Sometimes, we learn best through a story that makes us see what we would otherwise miss. Stories can drive a truth deep into the human heart when nothing else can. The parables are powerful precisely because they catch us off guard.
And they catch us off guard because within the parables, Jesus discloses both the grace and judgment of God—grace for those who have ears to hear and judgment for those who harden themselves against the message of the gospel. The Apostle Paul tells us, "For grace you have been saved through faith. And this is not your own doing; it is the gift of God, not as a result of works, so that no one may boast" (Ephesians 2:8-9). We bear the responsibility to believe the gospel, to trust Christ, to profess our faith, and to hear and obey the Word of God. But our ability to do so—even our desire to do—comes only by the grace of God and only by the mercy of Christ.

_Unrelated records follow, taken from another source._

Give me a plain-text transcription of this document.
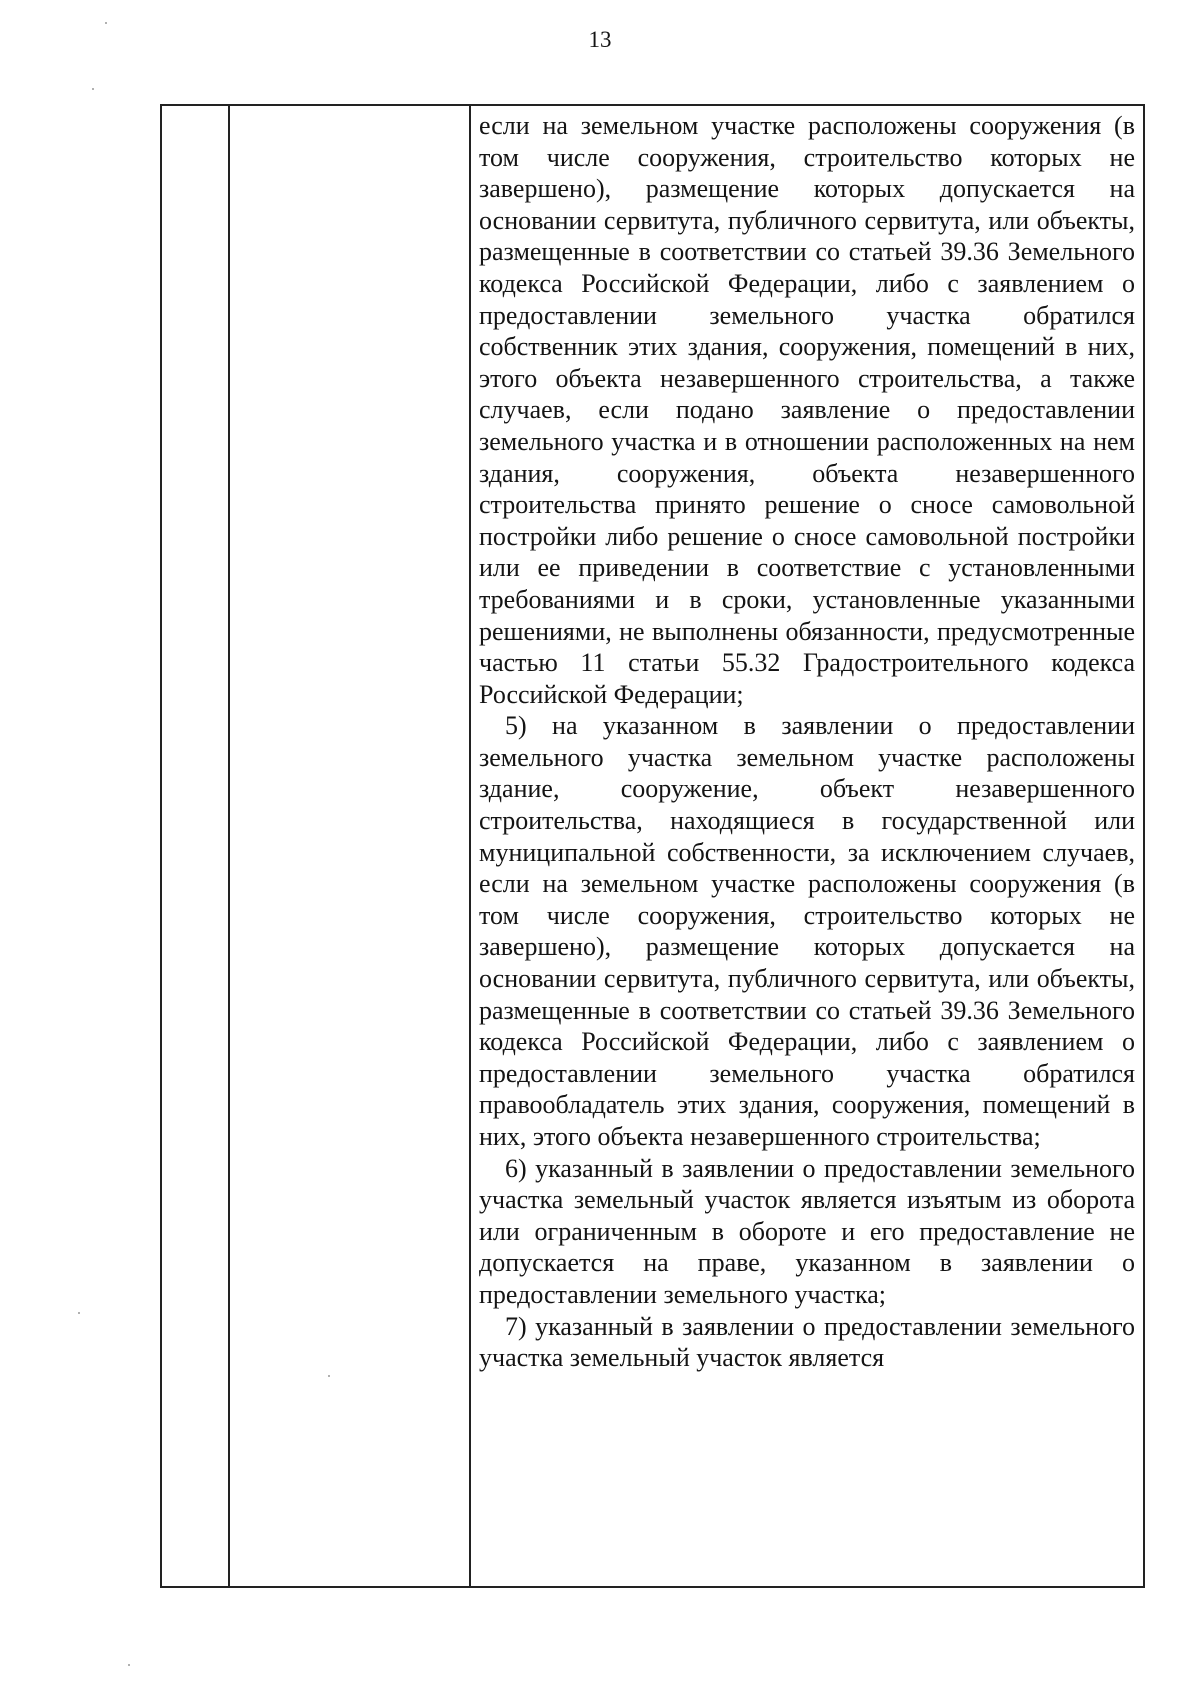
13

если на земельном участке расположены сооружения (в том числе сооружения, строительство которых не завершено), размещение которых допускается на основании сервитута, публичного сервитута, или объекты, размещенные в соответствии со статьей 39.36 Земельного кодекса Российской Федерации, либо с заявлением о предоставлении земельного участка обратился собственник этих здания, сооружения, помещений в них, этого объекта незавершенного строительства, а также случаев, если подано заявление о предоставлении земельного участка и в отношении расположенных на нем здания, сооружения, объекта незавершенного строительства принято решение о сносе самовольной постройки либо решение о сносе самовольной постройки или ее приведении в соответствие с установленными требованиями и в сроки, установленные указанными решениями, не выполнены обязанности, предусмотренные частью 11 статьи 55.32 Градостроительного кодекса Российской Федерации;

5) на указанном в заявлении о предоставлении земельного участка земельном участке расположены здание, сооружение, объект незавершенного строительства, находящиеся в государственной или муниципальной собственности, за исключением случаев, если на земельном участке расположены сооружения (в том числе сооружения, строительство которых не завершено), размещение которых допускается на основании сервитута, публичного сервитута, или объекты, размещенные в соответствии со статьей 39.36 Земельного кодекса Российской Федерации, либо с заявлением о предоставлении земельного участка обратился правообладатель этих здания, сооружения, помещений в них, этого объекта незавершенного строительства;

6) указанный в заявлении о предоставлении земельного участка земельный участок является изъятым из оборота или ограниченным в обороте и его предоставление не допускается на праве, указанном в заявлении о предоставлении земельного участка;

7) указанный в заявлении о предоставлении земельного участка земельный участок является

Our task is to remember these truths as we consider the parables of Jesus, as we hear the Holy Scriptures, any verse, any time. We pray for eyes ever more open, ears ever more eager, hearts ever more faithful. I invite you to come with me to the parables of Jesus, looking for more and more, so that we may glorify God ever more greatly.
My prayer is that you will find in Tell Me The Stories of Jesus a doorway to encountering the power of Jesus’ parables for yourself and for those you shepherd. Admittedly, we live in a very different world than the world of Jesus’ first-century listeners. But equipped with the lens of historical context, a little bit of attentiveness, and a heart open to the things of God, the parables are just as powerful today as they were two thousand years ago. In the chapters that follow, we will walk together through all of Jesus’ parables, encountering rich, compelling truths about the Kingdom of God that will change how you think and live.
He who has ears to hear, let him hear.